Du point de vue liturgique, le samedi de Lazare se présente comme l’avant-fête du dimanche des Rameaux, jour où l’on célèbre l’Entrée du Seigneur à Jérusalem. Ces deux fêtes ont un thème commun : le triomphe et la victoire. Le samedi a révélé l’ennemi qui est la mort, le dimanche annoncera la victoire, le triomphe du Royaume de Dieu et l’acceptation par le monde de son seul Roi, Jésus Christ. L’entrée solennelle dans la sainte cité fut dans la vie de Jésus son seul triomphe visible ; jusque-là, il avait volontairement repoussé toute tentative d’être glorifié et ce n’est que six jours avant la Pâque qu’il provoqua même l’événement. En accomplissant à la lettre ce qu’avait dit le prophète Zacharie : « Voici ton roi vient à toi, monté sur un ânon... » (Za 9,9).

Il a montré clairement qu’il voulait être reconnu et acclamé comme Messie, Roi et Sauveur d’Israël. Le récit de l’Évangile souligne en effet les signes messianiques : les palmes, le chant de l’hosanna, l’acclamation de Jésus comme Fils de David et Roi d’Israël. Tel est le sens de cet événement : l’histoire d’Israël touche à sa fin – son sens étant d’annoncer et de préparer le Royaume de Dieu, la venue du Messie. C’est aujourd’hui l’accomplissement de cette venue de Dieu, car voici que le Roi entre dans sa cité sainte et de ce fait, en lui, toute prophétie et toute attente trouvent leur plénitude : Il inaugure son Royaume.

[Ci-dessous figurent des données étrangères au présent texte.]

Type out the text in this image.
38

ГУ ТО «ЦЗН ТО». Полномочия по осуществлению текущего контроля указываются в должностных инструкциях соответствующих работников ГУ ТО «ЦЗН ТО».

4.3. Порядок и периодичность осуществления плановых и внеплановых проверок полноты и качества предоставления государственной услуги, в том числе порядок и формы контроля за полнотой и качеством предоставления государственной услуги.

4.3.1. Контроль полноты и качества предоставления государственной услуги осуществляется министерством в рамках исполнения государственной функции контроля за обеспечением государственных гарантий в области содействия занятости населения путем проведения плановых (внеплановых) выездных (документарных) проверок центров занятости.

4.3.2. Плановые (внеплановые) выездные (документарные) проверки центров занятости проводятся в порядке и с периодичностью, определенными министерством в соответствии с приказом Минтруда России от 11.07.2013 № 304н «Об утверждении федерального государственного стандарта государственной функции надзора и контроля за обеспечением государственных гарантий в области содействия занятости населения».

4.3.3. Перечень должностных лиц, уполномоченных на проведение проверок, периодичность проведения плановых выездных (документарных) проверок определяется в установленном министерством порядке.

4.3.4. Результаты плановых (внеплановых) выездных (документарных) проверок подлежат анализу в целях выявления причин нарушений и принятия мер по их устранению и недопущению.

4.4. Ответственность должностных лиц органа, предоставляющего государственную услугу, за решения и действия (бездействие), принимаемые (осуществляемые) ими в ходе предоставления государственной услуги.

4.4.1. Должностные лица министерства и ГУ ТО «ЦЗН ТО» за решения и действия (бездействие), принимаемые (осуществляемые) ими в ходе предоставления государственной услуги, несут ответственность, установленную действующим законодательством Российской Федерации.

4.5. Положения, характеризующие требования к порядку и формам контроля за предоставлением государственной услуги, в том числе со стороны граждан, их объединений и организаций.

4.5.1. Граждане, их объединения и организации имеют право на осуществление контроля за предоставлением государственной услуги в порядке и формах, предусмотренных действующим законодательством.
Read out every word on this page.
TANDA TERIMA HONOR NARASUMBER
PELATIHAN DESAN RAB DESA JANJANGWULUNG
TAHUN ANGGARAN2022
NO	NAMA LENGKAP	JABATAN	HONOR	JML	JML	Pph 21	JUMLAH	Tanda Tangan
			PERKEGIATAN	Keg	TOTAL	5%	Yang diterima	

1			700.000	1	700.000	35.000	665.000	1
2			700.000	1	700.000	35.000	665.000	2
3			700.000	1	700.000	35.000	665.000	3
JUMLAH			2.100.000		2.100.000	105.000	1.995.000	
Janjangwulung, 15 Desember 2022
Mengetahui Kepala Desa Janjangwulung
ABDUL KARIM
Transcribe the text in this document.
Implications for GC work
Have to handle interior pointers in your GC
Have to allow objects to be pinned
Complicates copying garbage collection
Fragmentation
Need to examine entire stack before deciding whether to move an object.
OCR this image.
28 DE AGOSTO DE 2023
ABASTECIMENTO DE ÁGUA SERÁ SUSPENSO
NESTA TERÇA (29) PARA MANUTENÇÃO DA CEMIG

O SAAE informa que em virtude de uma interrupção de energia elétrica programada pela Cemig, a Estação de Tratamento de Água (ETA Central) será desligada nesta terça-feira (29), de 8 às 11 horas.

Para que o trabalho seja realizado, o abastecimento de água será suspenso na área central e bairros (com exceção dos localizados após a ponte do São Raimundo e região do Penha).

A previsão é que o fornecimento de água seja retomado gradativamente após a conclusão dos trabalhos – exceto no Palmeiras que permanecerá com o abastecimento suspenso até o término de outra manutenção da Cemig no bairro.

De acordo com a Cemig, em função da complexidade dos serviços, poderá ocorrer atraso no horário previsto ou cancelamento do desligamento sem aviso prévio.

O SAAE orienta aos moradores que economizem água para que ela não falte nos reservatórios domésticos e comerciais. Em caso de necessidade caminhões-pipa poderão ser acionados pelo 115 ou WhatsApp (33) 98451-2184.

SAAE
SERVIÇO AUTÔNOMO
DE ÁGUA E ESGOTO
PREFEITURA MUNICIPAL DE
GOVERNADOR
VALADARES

La liturgie de ce jour commémore cet événement ; avec des palmes à la main, nous nous identifions au peuple de Jérusalem pour saluer l’humble Roi, lui redisant notre hosanna ; mais quel en est le sens pour nous, aujourd’hui ?

Nous proclamons tout d’abord le Christ comme notre Roi et notre Seigneur. Si souvent nous oublions que le Royaume de Dieu a déjà été inauguré, qu’au jour de notre baptême nous en avons été faits citoyens et que nous avons promis de placer notre fidélité à ce Royaume au-dessus de tout autre. N’oublions pas que pendant quelques heures, le Christ a vraiment été Roi, Roi en ce monde qui est nôtre... quelques heures, et dans une seule ville. De même qu’en Lazare, nous avons reconnu l’image de tout homme, de même pouvons-nous voir dans cette ville, le centre mystique du monde et de tout l’univers. C’est le sens biblique de Jérusalem, la cité, le point focal de toute l’histoire du salut et de la rédemption, la sainte cité de l’avènement de Dieu. Le Royaume inauguré à Jérusalem est donc un Royaume universel, embrassant tous les hommes et la création tout entière.

Quelques heures – et pourtant décisives, « l’heure de Jésus », l’heure de l’accomplissement par Dieu de toutes ses promesses, de toutes ses volontés. Elles sont le terme de cette longue préparation révélée par la Bible et l’achèvement de tout ce que Dieu a voulu faire pour l’homme. Et ainsi ce court moment de triomphe terrestre du Christ acquiert une signification éternelle. Par cet événement, la réalité du Royaume pénètre le temps, l’orientant vers son ultime finalité. À partir de cette heure, le Royaume est révélé au monde et sa présence juge et transforme l’histoire humaine... Lorsqu’au moment le plus solennel de la célébration liturgique, nous recevons la palme des mains du prêtre, nous renouvelons notre serment à notre Roi et nous confessons que son Royaume est l’unique but et consistance de notre vie. Nous confessons aussi que tout dans notre vie et dans le monde appartient au Christ, que rien ne peut être dérobé au seul et unique Maître et qu’aucun domaine de notre existence n’échappe à son empire et à son action rédemptrice. Enfin nous proclamons l’universelle et totale responsabilité de l’Église dans l’histoire de l’humanité et nous affirmons sa mission universelle.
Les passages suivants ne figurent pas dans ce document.